Last year, researchers at MIT's McGovern Institute for Brain Research discovered and characterized Cas7-11, the first CRISPR enzyme capable of making precise, guided cuts to strands of RNA without harming cells in the process. Now, working with collaborators at the University of Tokyo, the same team has revealed that Cas7-11 can be shrunk to a more compact version, making it an even more viable option for editing the RNA inside living cells. The new, compact Cas7-11 was described May 27 in the journal Cell along with a detailed structural analysis of the original enzyme.
"When we looked at the structure, it was clear there were some pieces that weren't needed, which we could actually remove," says Research Scientist and McGovern Fellow Omar Abudayyeh, who led the new work with Research Scientist and McGovern Fellow Jonathan Gootenberg and collaborator Hiroshi Nishimasu from the University of Tokyo. "This makes the enzyme small enough that it fits into a single viral vector for therapeutic applications."

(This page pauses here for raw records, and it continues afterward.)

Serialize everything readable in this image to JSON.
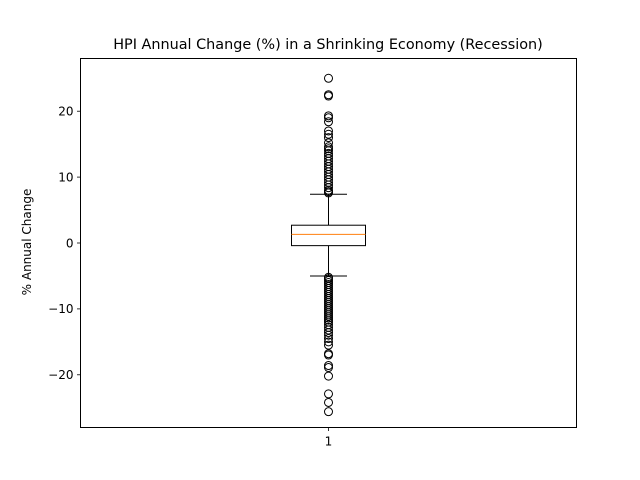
{
  "chart_data": {
    "type": "box",
    "title": "HPI Annual Change (%) in a Shrinking Economy (Recession)",
    "xlabel": "",
    "ylabel": "% Annual Change",
    "categories": [
      "1"
    ],
    "ylim": [
      -28,
      28
    ],
    "yticks": [
      -20,
      -10,
      0,
      10,
      20
    ],
    "grid": false,
    "series": [
      {
        "category": "1",
        "whisker_low": -5.0,
        "q1": -0.4,
        "median": 1.3,
        "q3": 2.7,
        "whisker_high": 7.4,
        "outliers": [
          25.0,
          22.5,
          22.3,
          19.3,
          19.0,
          18.4,
          17.0,
          16.5,
          16.0,
          15.2,
          14.6,
          14.3,
          14.0,
          13.6,
          13.2,
          12.8,
          12.4,
          12.0,
          11.6,
          11.2,
          10.8,
          10.4,
          10.0,
          9.6,
          9.2,
          8.8,
          8.4,
          8.0,
          7.8,
          7.6,
          -5.2,
          -5.4,
          -5.7,
          -6.0,
          -6.3,
          -6.6,
          -6.9,
          -7.2,
          -7.5,
          -7.8,
          -8.1,
          -8.4,
          -8.7,
          -9.0,
          -9.3,
          -9.6,
          -9.9,
          -10.2,
          -10.5,
          -10.8,
          -11.1,
          -11.4,
          -11.7,
          -12.0,
          -12.4,
          -12.8,
          -13.2,
          -13.6,
          -14.0,
          -14.5,
          -15.0,
          -15.5,
          -16.8,
          -17.0,
          -18.6,
          -18.9,
          -20.2,
          -22.9,
          -24.2,
          -25.6
        ]
      }
    ]
  }
}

The authors, who also include former McGovern Institute postdoc Nathan Zhou and Kazuki Kato from the University Tokyo, see the new three-dimensional structure of Cas7-11 as a rich resource to answer questions about the basic biology of the enzymes and reveal other ways to tweak its function in the future.
Targeting RNA
Over the past decade, the CRISPR-Cas9 genome editing technology has given researchers the ability to modify the genes inside human cells - a boon for both basic research and the development of therapeutics to reverse disease-causing genetic mutations. But CRISPR-Cas9 only works to alter DNA, and for some research and clinical purposes, editing RNA is more effective or useful.
A cell retains its DNA for life, and passes an identical copy to daughter cells as it duplicates, so any changes to DNA are relatively permanent. However, RNA is a more transient molecule, transcribed from DNA and degraded not long after.
"There are lots of positives about being able to permanently change DNA, especially when it comes to treating an inherited genetic disease," Gootenberg says. "But for an infection, an injury, or some other temporary disease, being able to temporarily modify a gene through RNA targeting makes more sense."
Until Abudayyeh, Gootenberg, and their colleagues discovered and characterized Cas7-11, the only enzyme that could target RNA had a messy side effect; when it recognized a particular gene, the enzyme - Cas13 - began cutting up all the RNA around it. This property makes Cas13 effective for diagnostic tests, where it is used to detect the presence of a piece of RNA, but not very useful for therapeutics, where targeted cuts are required.
The discovery of Cas7-11 opened the doors to a more precise form of RNA editing, analogous to the Cas9 enzyme for DNA. However, the massive Cas7-11 protein was too big to fit inside a single viral vector - the empty shell of a virus that researchers typically use to deliver gene editing machinery into patient's cells.
Structural insight
To determine the overall structure of Cas7-11, Abudayyeh, Gootenberg, and Nishimasu used cryo-electron microscopy, which shines beams of electrons on frozen protein samples and measures how the beams are transmitted. The researchers knew that Cas7-11 was like an amalgamation of five separate Cas enzymes, fused into one single gene, but were not sure exactly how those parts folded and fit together.
"The really fascinating thing about Cas7-11, from a fundamental biology perspective, is that it should be all these separate pieces that come together, but instead you have a fusion into one gene," Gootenberg says. "We really didn't know what that would look like."
The structure of Cas7-11, caught in the act of binding both its target tRNA strand and the guide RNA, which directs that binding, revealed how the pieces assembled and which parts of the protein were critical to recognizing and cutting RNA. This kind of structural insight is critical to figuring out how to make Cas7-11 carry out targeted jobs inside human cells.
The structure also illuminated a section of the protein that wasn't serving any apparent functional role. This finding suggested the researchers could remove it, re-engineering Cas7-11 to make it smaller without taking away its ability to target RNA. Abudayyeh and Gootenberg tested the impact of removing different bits of this section, resulting in a new compact version of the protein, dubbed Cas7-11S. With Cas7-11S in hand, they packaged the system inside a single viral vector, delivered it into mammalian cells, and efficiently targeted RNA.
The team is now planning future studies on other proteins that interact with Cas7-11 in the bacteria that it originates from, and also hopes to continue working towards the use of Cas7-11 for therapeutic applications.
"Imagine you could have an RNA gene therapy, and when you take it, it modifies your RNA, but when you stop taking it, that modification stops," Abudayyeh says. "This is really just the beginning of enabling that tool set."
This research was funded, in part, by the McGovern Institute Neurotechnology Program, K. Lisa Yang and Hock E. Tan Center for Molecular Therapeutics in Neuroscience, G. Harold and Leila Y. Mathers Charitable Foundation, MIT John W. Jarve (1978) Seed Fund for Science Innovation, FastGrants, Basis for Supporting Innovative Drug Discovery and Life Science Research Program, JSPS KAKENHI, Takeda Medical Research Foundation, and Inamori Research Institute for Science.